Bibirnya bergetar sesaat sebelum tiba-tiba terdengar tawa samar.
“Jadi mereka berdua sedang bertengkar memperebutkan ‘itu’ milik binatang itu?”
Melihat Aiden mengangguk sopan, dia memiringkan kepalanya ke belakang dan terkikik, memperlihatkan leher dan tulang selangkanya.
Dia tahu betul bahwa itu adalah tindakan yang tidak pantas bagi seorang wanita, tetapi dia tidak dapat menahannya.
Alasan mereka berjuang demi hidup adalah karena segenggam kotoran.
Ia yang belum pernah melihat Anje tertawa seperti itu, atau tertawa sama sekali, sempat memperlihatkan ekspresi terkejut.
Namun, berkat tawa yang menular, senyum segera mengembang di bibirnya.
Senyuman bagai embun di pagi hari sayangnya lenyap dengan cepat saat Anje menyeka air mata yang terkumpul di matanya karena tertawa terlalu keras.
“Wah, sudah lama sekali aku tidak tertawa seperti ini. Kupikir itu bola yang berisi emas dan perak.”
“Manusia berkelahi memperebutkan hal-hal yang bahkan tidak bisa mereka makan, jadi bisa dibilang, serangga jauh lebih baik.”
Seolah-olah untuk menutupi gumamannya, dia melanjutkan dengan suara yang lebih jelas.
“Sudah waktunya makan malam. Serangga-serangga itu akan makan, jadi mari kita pergi juga.”
“Apa saja menunya?”
Anje melingkarkan lengannya di leher pria itu saat ia membungkuk. Ia telah memeluk pria itu beberapa kali, dan kini ia merasa lebih nyaman dengan posisi itu.

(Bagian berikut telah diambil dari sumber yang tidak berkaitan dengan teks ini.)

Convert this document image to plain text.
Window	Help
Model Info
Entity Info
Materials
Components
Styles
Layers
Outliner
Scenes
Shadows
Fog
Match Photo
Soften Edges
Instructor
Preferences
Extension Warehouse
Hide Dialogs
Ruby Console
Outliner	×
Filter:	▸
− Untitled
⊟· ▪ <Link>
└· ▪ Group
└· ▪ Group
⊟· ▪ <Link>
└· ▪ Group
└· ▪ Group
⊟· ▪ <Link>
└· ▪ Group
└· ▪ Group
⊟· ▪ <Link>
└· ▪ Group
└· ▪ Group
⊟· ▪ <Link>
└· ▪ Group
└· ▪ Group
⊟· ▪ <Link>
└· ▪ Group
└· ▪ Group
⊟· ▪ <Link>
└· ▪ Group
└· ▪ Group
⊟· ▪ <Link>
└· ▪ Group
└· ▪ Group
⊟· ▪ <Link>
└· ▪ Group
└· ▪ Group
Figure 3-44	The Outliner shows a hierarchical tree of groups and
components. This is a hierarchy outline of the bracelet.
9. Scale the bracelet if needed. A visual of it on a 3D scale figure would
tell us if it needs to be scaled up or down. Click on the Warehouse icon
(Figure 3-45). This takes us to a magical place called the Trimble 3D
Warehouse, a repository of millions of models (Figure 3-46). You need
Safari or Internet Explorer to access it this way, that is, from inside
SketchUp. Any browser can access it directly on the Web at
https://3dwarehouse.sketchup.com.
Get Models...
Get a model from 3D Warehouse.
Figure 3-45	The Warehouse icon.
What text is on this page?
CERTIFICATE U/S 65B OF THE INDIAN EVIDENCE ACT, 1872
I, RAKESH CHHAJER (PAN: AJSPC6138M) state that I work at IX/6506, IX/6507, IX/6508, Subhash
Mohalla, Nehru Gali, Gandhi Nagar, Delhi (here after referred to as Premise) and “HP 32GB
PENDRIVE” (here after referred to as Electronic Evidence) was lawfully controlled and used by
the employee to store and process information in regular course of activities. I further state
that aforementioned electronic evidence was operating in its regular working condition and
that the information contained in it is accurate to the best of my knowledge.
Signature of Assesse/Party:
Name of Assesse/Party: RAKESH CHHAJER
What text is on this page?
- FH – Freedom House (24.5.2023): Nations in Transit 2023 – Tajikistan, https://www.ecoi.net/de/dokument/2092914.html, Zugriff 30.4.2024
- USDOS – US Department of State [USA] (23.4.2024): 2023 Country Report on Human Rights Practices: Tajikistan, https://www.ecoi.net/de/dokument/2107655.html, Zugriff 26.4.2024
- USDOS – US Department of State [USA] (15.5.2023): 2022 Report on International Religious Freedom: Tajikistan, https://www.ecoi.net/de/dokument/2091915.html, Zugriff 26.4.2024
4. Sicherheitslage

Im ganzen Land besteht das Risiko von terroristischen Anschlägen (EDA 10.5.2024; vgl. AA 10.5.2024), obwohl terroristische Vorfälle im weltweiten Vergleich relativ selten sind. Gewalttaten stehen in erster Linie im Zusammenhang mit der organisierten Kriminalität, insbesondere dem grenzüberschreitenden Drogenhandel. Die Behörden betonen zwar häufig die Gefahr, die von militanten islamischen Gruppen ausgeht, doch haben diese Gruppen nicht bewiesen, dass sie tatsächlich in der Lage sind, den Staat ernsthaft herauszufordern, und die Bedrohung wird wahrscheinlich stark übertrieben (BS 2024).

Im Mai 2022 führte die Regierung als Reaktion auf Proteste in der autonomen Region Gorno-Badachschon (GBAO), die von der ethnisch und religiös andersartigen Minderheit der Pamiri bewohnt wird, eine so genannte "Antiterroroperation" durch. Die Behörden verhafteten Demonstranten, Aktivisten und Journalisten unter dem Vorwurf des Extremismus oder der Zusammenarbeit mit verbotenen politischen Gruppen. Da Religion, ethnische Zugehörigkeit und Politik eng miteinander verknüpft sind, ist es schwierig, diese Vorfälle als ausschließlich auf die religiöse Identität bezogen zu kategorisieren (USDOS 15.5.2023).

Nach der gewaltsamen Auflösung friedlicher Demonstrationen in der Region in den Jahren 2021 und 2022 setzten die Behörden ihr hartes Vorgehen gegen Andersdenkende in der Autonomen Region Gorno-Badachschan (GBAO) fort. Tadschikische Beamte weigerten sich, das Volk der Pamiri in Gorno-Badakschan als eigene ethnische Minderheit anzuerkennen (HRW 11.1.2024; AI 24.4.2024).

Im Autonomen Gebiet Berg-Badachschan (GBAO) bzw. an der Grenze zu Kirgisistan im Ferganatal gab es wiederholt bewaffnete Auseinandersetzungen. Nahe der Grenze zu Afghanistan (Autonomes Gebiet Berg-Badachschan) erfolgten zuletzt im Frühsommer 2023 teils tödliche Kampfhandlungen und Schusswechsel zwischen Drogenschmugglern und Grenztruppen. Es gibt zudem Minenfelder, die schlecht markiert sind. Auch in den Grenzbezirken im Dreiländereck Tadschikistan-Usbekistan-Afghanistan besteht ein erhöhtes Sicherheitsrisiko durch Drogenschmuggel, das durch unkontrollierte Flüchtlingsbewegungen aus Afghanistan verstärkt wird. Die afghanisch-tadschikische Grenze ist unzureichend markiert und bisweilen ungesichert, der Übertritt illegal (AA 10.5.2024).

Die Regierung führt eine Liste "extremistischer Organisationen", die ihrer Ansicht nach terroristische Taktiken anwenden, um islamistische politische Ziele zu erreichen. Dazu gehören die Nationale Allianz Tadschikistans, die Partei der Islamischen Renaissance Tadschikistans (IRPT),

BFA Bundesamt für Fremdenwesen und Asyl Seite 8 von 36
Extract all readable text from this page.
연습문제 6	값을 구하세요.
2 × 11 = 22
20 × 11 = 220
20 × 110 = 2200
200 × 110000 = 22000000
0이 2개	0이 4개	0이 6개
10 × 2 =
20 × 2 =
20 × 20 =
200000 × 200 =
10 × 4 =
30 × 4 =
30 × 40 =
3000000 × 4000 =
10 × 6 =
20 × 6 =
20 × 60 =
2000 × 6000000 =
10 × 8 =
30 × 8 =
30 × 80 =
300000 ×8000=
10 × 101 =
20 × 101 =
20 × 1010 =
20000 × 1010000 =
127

“Bagaimana dengan sepiring daging giling yang dibentuk seperti bola?”
“Ugh……. Kau menikmati menyiksaku, bukan?”
Aroma tanah dan rumput dari tubuh Aiden tercium di hidung Anje. Aroma itu adalah aroma baru baginya yang terbiasa dengan aroma parfum buatan.
‘Saya harus meminta pembuat parfum untuk membuatkan parfum yang serupa saat saya kembali ke ibu kota.’
Biasanya, dia akan meminta parfum yang dicampur dengan aroma bunga atau rempah, tetapi bukankah aroma ini lebih cocok untuk menggambarkan musim semi saat ini?